I Wanna Index You Up: Google Exposed

November 6th, 2014 by Search Influence Alumni

Google is a great keeper of secrets. They’re willing to share parts of demographic data captured from their users with potential advertisers. But, they keep their own personal data locked up pretty tight, or at least tight enough to keep anyone without a neurosis for data away.

About a month ago, I was trying to get an idea of URLs that existed on a client’s website. Due to their unfortunately dated decision to integrate a Flash-based navigation on their front page, I could not use a sitemap generator — software that crawls a site and outputs all URLs — to gather up a URL list.

Because I’m pretty lazy, or some could argue resourceful, I decided to look into what Google indexed for that site. However, you can’t exactly text Google up to request the URLs be sent over.


It’s Up To You, My Dude

Although Google Webmaster Tools provides you with a lot of info about your site, including how many URLs are indexed, it does not tell you which URLs are indexed. So I did a little bit of digging, and I found this “bookmarklet” that easily captures the SERPs that appear on a given page of results, and lists them in an easy-to-import-into-Excel format.

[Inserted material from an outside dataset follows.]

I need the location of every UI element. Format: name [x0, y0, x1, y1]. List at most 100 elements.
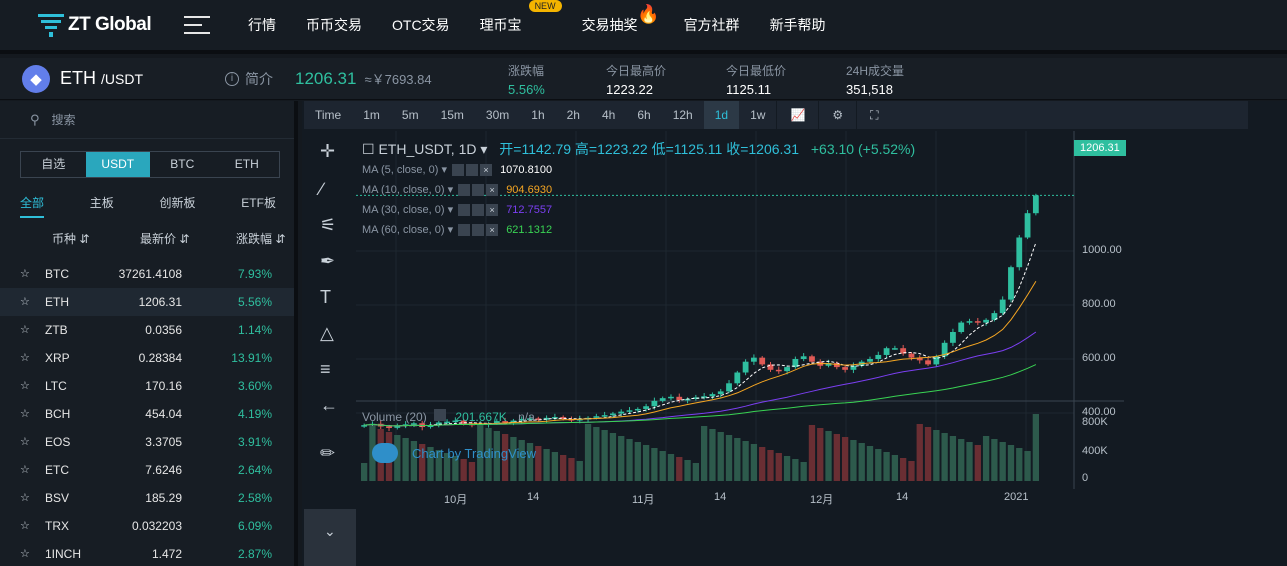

To see a list of URLs (or at least a partial list) Google has indexed for a specific domain name, query Google for “site:sitename.com.”

Here’s a reenactment of what I saw when searching for the indexed URLs:


Once you have that bookmarklet added to your bookmarks bar (just drag and drop, as the instructions say), clicking it gives results like this in a new tab:


By visually filtering out the worthless stuff (JavaScript, a link to Youtube, and blank rows), I’m left with this tidy list of  first page of results. Sadly, we find that there are only 9 pages indexed of shrimp.com, inclusive of its subdomains, within Google:

For the purpose of finding the indexed URLs for my client, I just kept clicking “Next Page” and running this until I couldn’t get any more results.

And with that, I had a pretty good idea of URLs that were actually indexed by Google. Luckily, this was a reasonable amount of pages to parse through, but I could imagine this being particularly tedious process for larger sites.

Although you may want to take the results of these queries with a grain of salt, given the presence of Google’s filter bubble, its accessibility to non-technical users make it a helpful tool.

In my experience at Search Influence, we’ve had a few clients with indexing issues related to pages that are actually discoverable by search. We knew how many URLs were indexed, as well as how many we expected to be indexed, but we did not know which URLs were not part of their index. By cross-referencing a sitemap with all discoverable URLs versus the results of this manual URL scraping of Google’s index, we can have a clue into what the heck’s wrong, and start troubleshooting with more focus.